Baca berita dengan sedikit iklan, klik di sini

Arsip

Yang Di Laut Dan Di Darat

Pengambil-alihan pengelolaan pelelangan ikan di krakas oleh wali kota cirebon menggembirakan nelayan. sindikat cukong telah menguasai pelelangan dan nelayan penangkap ikan. (kt)
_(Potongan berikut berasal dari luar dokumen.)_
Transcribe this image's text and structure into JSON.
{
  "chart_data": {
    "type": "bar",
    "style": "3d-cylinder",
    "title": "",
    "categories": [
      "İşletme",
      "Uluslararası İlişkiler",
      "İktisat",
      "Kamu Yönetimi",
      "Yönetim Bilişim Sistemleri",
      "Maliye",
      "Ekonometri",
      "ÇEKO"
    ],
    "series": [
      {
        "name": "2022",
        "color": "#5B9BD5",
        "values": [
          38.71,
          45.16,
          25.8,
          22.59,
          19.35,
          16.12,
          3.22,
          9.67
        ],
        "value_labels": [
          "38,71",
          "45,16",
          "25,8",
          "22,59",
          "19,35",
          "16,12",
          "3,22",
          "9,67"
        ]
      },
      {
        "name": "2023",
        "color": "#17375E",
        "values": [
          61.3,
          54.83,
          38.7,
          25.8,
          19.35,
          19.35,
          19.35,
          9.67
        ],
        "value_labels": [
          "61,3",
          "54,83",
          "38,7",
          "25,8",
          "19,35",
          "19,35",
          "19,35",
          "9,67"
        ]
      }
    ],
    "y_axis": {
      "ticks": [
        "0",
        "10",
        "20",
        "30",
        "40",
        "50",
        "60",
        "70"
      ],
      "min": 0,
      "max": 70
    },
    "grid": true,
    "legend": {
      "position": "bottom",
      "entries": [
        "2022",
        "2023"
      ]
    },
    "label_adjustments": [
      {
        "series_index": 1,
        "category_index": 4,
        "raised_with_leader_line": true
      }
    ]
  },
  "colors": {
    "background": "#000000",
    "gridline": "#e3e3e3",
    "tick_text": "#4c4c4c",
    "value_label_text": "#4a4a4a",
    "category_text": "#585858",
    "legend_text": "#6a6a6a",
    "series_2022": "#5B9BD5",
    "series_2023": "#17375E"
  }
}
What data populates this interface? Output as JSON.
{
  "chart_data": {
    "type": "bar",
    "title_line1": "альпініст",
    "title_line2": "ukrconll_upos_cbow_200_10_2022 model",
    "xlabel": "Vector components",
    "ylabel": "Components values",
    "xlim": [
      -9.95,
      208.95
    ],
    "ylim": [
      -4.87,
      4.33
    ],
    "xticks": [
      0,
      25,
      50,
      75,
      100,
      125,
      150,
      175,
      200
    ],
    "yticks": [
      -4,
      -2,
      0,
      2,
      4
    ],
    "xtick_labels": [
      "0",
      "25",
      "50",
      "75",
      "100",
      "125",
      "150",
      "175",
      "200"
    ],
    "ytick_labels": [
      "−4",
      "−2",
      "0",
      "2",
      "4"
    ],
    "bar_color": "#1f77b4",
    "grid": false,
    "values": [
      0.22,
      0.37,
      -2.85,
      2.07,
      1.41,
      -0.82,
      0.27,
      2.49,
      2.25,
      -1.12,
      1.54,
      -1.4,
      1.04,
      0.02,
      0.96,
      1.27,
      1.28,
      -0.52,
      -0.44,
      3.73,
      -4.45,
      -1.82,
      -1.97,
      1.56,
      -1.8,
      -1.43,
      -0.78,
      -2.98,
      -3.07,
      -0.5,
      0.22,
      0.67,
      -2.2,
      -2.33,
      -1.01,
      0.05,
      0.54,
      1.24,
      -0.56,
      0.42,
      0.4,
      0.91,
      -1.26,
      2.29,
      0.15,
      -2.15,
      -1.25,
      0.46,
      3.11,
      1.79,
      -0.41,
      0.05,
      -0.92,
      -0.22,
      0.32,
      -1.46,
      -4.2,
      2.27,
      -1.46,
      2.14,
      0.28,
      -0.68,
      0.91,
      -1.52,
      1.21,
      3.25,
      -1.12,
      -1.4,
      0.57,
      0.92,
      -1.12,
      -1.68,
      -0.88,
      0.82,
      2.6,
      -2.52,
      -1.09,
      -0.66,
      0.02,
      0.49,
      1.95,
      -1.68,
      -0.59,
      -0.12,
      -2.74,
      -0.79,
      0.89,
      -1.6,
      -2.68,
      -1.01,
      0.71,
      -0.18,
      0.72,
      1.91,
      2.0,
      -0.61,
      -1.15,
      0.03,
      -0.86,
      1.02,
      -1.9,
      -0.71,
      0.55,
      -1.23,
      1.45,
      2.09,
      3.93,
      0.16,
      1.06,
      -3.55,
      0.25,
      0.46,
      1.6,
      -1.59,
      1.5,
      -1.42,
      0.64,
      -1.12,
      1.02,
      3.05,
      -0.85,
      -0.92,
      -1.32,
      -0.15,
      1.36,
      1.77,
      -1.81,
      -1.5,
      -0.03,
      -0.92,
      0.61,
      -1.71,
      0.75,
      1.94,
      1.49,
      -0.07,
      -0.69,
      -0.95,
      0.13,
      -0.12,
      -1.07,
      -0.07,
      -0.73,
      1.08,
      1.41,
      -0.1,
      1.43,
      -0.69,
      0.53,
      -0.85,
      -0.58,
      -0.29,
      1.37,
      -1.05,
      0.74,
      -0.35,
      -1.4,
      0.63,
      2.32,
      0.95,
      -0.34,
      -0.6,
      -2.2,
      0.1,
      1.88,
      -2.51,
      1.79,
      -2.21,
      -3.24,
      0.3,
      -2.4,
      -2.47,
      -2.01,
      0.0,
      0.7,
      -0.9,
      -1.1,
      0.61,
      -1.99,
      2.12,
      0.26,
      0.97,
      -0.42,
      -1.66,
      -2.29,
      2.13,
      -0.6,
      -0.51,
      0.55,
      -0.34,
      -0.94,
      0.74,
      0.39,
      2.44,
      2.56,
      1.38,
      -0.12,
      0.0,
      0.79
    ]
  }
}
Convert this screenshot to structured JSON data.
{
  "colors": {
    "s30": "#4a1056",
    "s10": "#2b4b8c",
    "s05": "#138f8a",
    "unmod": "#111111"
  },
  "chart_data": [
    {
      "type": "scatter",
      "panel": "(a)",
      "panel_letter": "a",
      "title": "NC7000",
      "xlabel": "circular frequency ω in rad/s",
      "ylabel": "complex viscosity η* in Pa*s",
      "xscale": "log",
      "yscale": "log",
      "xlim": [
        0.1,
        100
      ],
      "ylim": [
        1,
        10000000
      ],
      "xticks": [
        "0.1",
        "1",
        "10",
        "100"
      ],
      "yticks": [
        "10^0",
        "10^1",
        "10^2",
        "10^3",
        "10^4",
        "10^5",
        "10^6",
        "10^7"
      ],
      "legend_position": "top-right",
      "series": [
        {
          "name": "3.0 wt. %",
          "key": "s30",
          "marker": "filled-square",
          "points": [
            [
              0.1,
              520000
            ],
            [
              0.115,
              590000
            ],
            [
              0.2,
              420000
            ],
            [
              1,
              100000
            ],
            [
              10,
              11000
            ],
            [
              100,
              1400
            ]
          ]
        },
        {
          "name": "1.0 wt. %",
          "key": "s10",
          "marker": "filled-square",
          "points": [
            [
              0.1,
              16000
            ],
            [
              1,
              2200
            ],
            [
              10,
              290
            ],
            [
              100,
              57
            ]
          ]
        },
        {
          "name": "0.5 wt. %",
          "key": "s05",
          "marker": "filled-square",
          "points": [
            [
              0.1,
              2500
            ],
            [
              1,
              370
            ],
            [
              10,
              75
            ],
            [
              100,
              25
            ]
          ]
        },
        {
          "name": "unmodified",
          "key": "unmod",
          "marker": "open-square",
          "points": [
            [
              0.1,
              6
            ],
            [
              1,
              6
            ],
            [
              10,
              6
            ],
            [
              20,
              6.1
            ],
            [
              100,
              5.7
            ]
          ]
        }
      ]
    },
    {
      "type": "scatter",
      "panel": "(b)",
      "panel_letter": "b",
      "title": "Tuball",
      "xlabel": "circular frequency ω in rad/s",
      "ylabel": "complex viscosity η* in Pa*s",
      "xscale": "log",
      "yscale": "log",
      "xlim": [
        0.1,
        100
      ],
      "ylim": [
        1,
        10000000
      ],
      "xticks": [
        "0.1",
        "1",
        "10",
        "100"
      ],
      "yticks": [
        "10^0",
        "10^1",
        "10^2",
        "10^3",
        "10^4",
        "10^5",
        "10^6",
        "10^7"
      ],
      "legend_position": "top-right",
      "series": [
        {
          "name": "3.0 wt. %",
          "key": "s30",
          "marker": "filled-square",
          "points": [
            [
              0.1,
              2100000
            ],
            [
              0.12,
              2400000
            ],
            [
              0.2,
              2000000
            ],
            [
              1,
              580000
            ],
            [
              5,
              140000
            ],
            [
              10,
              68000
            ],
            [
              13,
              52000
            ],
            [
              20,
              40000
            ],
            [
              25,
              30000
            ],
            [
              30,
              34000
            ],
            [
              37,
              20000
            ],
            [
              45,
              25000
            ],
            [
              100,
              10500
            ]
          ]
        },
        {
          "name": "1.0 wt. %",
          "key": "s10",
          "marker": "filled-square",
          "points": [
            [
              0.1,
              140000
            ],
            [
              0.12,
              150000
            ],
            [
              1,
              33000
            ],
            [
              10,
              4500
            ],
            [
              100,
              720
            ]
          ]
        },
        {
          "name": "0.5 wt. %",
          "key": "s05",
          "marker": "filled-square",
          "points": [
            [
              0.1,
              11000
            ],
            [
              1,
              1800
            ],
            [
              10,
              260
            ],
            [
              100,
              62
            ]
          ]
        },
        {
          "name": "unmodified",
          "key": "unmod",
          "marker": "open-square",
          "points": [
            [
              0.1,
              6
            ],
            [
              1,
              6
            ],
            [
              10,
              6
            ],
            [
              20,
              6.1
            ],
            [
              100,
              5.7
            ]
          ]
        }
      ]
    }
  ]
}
6 November 1976 | 00.00 WIB

Image of Tempo
Perbesar

Baca berita dengan sedikit iklan, klik di sini

PENGAMBIL-ALIHAN pengelolaan pelelangan ikan di Krakas oleh Walikota Cirebon dari pengurus Koperasi Perikanan Laut (KPL) (TEMPO, 16 Oktober),tentu saja menggembirakan para nelayan. Dan diharapkan menambah darah kehidupan perkoperasian di sana. Namun nampaknya langkah Walikota dengan SK tanggal 29 Juli 1976 itu belum membawa tuah banyak. Sebab setelah beberapa bulan berjalan, nasib para nelayan dan kehidupan perkoperasian, belum juga beranjak baik. Sementara itu sindikat beberapa cukong yang menguasai pelelangan ikan sudah begitu dalam mencengkeramkan kukunya. Mereka ini menguasai perahu-perahu pukat (trawl) yang masuk dengan mengharuskan menjual hasil tangkapan kepada mereka. Pembeli yang terdiri dari bakul-bakul ikan, juga tak bisa langsung membeli ikan kepada perahu itu. Tapi harus lewat agen yang ditunjuk cukong-cukong tadi. Dengan harga yang sudah tinggi tentu saja. Dan bakul-bakul ini selain mesti membayar pungutan Pemda Kodya Cirebon, juga harus membayar uang keamanan dan entah apa lagi. Tak aneh, bila sindikat cukong tadi punya kekuasaan besar. Sebab memang merekalah yang menyediakan segala keperluan kapal-kapal pukat, sejak solar. beras sampai es. Semua itu sudah berlangsung sejak 1972. Yaitu sejak para pengusaha trawl dari Bagansiapi-api mengalihkan usahanya ke sana. Tak kurang dari 600 trawl asal sana berpangkalan di pelabuhan nelayan Cirebon. Mereka beroperasi di laut Jawa bagian utara yang kesohor memendam berjenis-jenis ikan itu. Sudah tentu ini berarti memberi isi pada pundi-pundi Kodya Cirebon Sebab setiap trawl, sekali berlayar yang lamanya 5-6 hari, bisa menyiduk ikan bernilai Rp 350-Rp 500 ribu. Terutama bila sedang musim udang. Si Joki & Bakri Tapi keadaan ini tak berarti menggembirakan para nelayan sendiri. Sebab sebagai awak trawl, nelayan-nelayan itu cuma mendapat uang makan Rp 500 sehari atau Rp 3.000 paling tinggi sekali berlayar. Padahal setiap bulan kapal trawl itu rata-rata memperoleh untung bersih Rp 1 hingga Rp 1 1/2 juta. Dari keuntungan bersih itu, sang cukong memperoleh 40%. Belum lagi keuntungan dari penjualan ikan. Dan meski mereka dikenal dengan nama-nama Joni, Osay atau Bakri, asal mereka bukan dari Cirebon. ltu semua tampaknya masih menunggu langkah berikutnya dari Walikota Aboeng Koesman. Yang sampai kini tampaknya belum teringat memanfaatkan organisasi semacam Pertiwi atau Barunawati. Misalnya untuk kegiatan penyediaan bahan-bahan baku para nelayan.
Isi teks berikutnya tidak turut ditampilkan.